As soon as the foundation was established, it was allocated logging concessions. The foundation received RM 5.7 million from logging premiums. In 1978, Yayasan Sarawak received RM 26.9 million in total revenues and spent RM 12.0 million. Yayasan Sarawak also received 20% shares from Utama Banking group (a subsidiary of Cahya Mata Sarawak Berhad). In 1979, Yayasan Sarawak gave scholarships and loans to 377 students. From these students, 126 of them graduated from various fields such as engineering, economy, law, and others.

As of 2014, a total of RM 600 million was disbursed 150,000 students and benefactors cumulatively. The foundation also set aside RM 60 to RM 70 million per year to help needy students.

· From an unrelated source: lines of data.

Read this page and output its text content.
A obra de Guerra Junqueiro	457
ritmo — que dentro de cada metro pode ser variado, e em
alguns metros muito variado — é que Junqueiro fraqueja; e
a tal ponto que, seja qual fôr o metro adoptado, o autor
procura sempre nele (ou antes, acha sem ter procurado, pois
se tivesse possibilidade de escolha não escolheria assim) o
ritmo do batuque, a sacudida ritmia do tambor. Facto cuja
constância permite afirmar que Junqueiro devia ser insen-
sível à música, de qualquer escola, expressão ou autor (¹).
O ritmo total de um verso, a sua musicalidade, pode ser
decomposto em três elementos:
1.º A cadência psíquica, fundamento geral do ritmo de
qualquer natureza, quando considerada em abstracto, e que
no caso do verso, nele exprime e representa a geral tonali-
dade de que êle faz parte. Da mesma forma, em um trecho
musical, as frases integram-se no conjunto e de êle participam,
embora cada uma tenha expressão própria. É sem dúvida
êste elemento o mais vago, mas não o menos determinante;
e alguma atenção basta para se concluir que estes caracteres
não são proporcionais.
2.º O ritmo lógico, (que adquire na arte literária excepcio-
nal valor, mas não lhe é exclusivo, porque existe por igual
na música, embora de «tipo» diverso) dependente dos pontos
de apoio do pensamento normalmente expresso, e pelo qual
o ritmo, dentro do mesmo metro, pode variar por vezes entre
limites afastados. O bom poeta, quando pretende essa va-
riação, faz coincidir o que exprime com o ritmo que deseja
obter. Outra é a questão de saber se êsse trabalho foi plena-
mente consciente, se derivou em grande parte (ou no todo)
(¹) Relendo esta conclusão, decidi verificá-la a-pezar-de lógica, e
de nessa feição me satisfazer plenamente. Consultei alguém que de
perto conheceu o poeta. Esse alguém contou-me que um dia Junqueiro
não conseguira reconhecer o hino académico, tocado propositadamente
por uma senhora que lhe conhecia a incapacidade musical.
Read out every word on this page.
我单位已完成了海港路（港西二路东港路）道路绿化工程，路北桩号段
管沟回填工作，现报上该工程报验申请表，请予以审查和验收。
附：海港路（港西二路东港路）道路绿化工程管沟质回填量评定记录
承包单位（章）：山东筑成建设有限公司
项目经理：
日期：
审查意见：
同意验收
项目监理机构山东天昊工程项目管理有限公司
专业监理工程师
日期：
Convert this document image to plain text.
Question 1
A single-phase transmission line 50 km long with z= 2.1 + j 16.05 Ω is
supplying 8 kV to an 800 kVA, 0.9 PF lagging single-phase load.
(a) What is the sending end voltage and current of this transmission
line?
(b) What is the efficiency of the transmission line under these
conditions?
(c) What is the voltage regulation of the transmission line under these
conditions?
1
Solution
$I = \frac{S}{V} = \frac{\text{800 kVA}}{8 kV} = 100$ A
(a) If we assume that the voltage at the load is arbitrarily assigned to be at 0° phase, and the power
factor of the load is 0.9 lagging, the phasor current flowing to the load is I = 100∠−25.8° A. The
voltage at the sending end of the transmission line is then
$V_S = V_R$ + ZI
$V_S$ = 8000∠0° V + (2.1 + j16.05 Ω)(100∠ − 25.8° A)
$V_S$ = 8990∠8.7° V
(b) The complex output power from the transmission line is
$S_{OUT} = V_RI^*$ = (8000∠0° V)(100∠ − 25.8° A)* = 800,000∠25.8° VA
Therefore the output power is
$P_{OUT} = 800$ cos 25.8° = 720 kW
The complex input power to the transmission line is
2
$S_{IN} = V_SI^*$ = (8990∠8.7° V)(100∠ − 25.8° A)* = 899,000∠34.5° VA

In 2019, Sarawak government started on a scheme to help Sarawakians to pay Perbadanan Tabung Pendidikan Tinggi Nasional (PTPTN) (a study loan introduced by the Malaysian federal government) for those have difficulties in repayments. In 2022, Sarawak Foundation dished out RM 3.5 million to PTPTN. In 2019, the Sarawak government started a plan to build international schools throughout Sarawak. The first international school was launched in Petra Jaya in 2022.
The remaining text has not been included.